Investor exodus fueling Perth rental shortage.

More than 16,000 homes have been removed from Perth’s rental stock since 2021, with investors exiting the market emerging as a major contributor to the increasing pressure being experienced by prospective tenants.

Analysis by leading independent property agency Cygnet West shows the total number of bonds held for residential properties are down 8.1 per cent, or 16,324, since a cyclical peak was reached in early 2021.

Financing activity for owner occupiers is currently considerably higher than at the beginning of the pandemic, with around 3,641 dwelling finance commitments recorded in August 2023.

Investor finance levels have been improving, with around 1,870 investor loans approved in August, but these two buyer groups are mostly competing for established dwelling stock due to the low volume of new supply and delays or long construction lead times experienced in the past three years.


Population growth also continues to be strong, with the number of people living in WA increasing to 2.86 million in the March quarter in 2023, after a record year of growth. More than 78,000 new residents came to WA in the quarter, 52,664 of which was the result of overseas migration.

Data from the Real Estate Institute of Western Australia shows Perth’s rental vacancy rate dropped back to 0.8 per cent in August, with the median rent for houses reaching a record of $585 per week, and $530 per week for units in September.

Cygnet West Head of Research Quyen Quach said the data indicated the number of owner-occupiers buying existing rental properties from investors was having a big impact on the rental market. Owner occupiers have been shunning the new build market and have increasingly competed with investors for existing stock, and in a lot of instances it appears they are winning and absorbing what use to be rental stock.

“If we look at the three important variables that determine residential market performance – population growth, financing activity and dwelling completions – the finance data appears to show that the shortage of rental supply has been driven by owner-occupiers buying properties from investors who are selling,” Mr Quach said.

“This has resulted in a fall in the number of rental properties available for lease, a drop in the vacancy rate and persistent low rental listing volumes as Perth’s population continues to expand.”

Mr Quach said high housing construction costs, long build times and builder solvency risks had led to many prospective buyers shunning new builds since the end of the COVID-19 HomeBuilder stimuli in 2021 and opting for established dwellings.

“This has also been a factor in the persistently low numbers of houses listed for sale.

“Anything coming onto the market that is appropriately priced is being snapped up almost immediately.

“This is why we are seeing transaction volumes for established homes rivalling that of the astonishing period of 2005-2006, when annual median price growth in Perth hit circa 40 per cent and Perth’s median exceeded that of Greater Sydney.”

The biggest concern from this cycle, Mr Quach said, is that dwelling completions have been significantly lower than the previous boom, but population growth is currently much higher than that recorded in 2006.
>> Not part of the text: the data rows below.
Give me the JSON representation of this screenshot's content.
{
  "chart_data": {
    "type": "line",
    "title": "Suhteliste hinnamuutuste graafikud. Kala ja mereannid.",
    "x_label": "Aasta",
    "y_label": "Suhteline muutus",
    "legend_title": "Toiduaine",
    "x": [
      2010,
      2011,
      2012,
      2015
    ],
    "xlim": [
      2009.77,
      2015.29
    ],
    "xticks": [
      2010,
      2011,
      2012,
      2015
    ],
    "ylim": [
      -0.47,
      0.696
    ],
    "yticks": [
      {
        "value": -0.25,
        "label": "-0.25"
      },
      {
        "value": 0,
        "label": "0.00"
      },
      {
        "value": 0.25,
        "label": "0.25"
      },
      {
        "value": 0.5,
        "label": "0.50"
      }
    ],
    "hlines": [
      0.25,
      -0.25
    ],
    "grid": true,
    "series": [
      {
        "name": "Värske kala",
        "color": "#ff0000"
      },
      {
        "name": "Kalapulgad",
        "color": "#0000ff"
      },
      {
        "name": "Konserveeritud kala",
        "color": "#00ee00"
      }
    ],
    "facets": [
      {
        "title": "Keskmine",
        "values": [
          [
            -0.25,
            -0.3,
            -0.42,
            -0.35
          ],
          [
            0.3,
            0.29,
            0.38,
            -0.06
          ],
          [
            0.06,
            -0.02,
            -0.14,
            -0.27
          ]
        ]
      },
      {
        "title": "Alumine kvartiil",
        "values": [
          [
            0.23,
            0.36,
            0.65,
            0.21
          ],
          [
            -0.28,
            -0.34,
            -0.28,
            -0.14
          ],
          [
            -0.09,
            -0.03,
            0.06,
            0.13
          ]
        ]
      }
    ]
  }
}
“At the same time, listings for sale have reached the equivalent of 2006,” he said.

“This has meant that the supply demand imbalance is potentially greater than that seen in the 2006 period.

“To some extent, buyers have been lucky the RBA forced interest rates back to 2006 levels.

“Had this not occurred and rates remained at historical lows, house price growth could have exploded like they did in 2006, potentially making buying much more difficult, especially for first home buyers.

“Any subsequent correction, as would inevitably occur after such booms, would be more severe and damaging.”

Mr Quach said the slow delivery of new housing in the last three years had also contributed to the shortage of rental supply, but the market was showing signs of turning.

“Dwelling completions have started increased off the back of record volumes under construction, potentially providing modest relief for renters going forward,” he said.

“However, increasingly prohibitive rental rates are still driving many to share housing and short-term accommodation.

“Increasing the number of people in households is something we need to continue in the short to medium-term to allow supply to catch up with demand.”